Tom Trantham: You’ve got to help us get parity at the farm level. When we make a profit, my son will stay on the farm, Helen’s son will stay on the farm. We’ll pay our bills. There will be no bank failings. We will feed you cheaper than anyone in the world. We have fed you cheaper, and we will continue to. 

We hear talk about if we get parity at the farm level, it will push the price of food up. Well, we could go up just four cents on a loaf of bread and it would double the price of a bushel of wheat to the farmer. Four cents! You put profit at the farm level, through parity, and farmers will stay home and do their work. 

Farmers are unified on the need for price relief. A few weeks ago, with Helen Waller, we had 20 farmers together in Vermont representing groups from all over the country. And we left there united. 

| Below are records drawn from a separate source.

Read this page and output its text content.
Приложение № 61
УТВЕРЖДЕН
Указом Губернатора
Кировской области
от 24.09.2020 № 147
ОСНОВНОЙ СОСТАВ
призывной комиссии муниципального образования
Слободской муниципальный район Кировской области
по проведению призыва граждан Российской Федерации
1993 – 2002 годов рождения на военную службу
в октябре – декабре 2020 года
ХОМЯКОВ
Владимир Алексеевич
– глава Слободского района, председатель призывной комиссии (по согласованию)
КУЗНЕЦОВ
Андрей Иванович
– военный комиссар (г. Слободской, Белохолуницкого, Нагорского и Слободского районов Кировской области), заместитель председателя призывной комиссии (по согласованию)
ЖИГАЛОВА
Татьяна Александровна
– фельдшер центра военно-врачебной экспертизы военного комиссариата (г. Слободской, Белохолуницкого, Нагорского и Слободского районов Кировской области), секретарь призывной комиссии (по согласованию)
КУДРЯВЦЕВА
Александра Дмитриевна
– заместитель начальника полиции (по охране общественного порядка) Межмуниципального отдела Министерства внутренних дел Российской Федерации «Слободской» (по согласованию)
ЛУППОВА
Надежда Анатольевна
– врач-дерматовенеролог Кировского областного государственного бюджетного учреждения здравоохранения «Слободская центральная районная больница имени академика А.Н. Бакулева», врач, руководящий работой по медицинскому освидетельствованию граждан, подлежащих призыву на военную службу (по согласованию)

A profit of 66 percent is excessive. That’s what Cargill is making. Excessive profit is sinful. But you put profit back into farming and you won’t have farmers in trouble. When we were in Vermont, a man blew his brains out and the lady sitting next to me was his neighbor. He had lost his wife and Farmers Home was foreclosing on his farm. He had no other reason to live. 

What we need is a reasonable profit, not an excessive profit. And if we had that, I could cut my cows back down to 80 cows and be in your church on Sunday. But now, I have to milk 120, and by the time I’m through milking, you’ve already left your church. 

Tom Trantham, dairy farmer from Pelzer, South Carolina, and president of the United Farmers Organization: 

The family farmer is the man in the community who may go to town in a beat-up truck, but will have the most beautiful cows or a corn field with rows straight as an arrow. This is our pride, our quality, our Cadillac. 

Farmers are working too hard, and not telling you — the American people — the real problems we’ve got. But now we have to. I’m ashamed to be here, and I’m ashamed to let you know what my financial situation is. I’ve worked all my life. I’ve condemned people that had financial situations like my own now. A few years ago, I had $200,000 equity in my small family farm. Today, I’m $200,000 in the hole. I can’t walk into a bank, much less borrow any money from one. And I’m ashamed of that. 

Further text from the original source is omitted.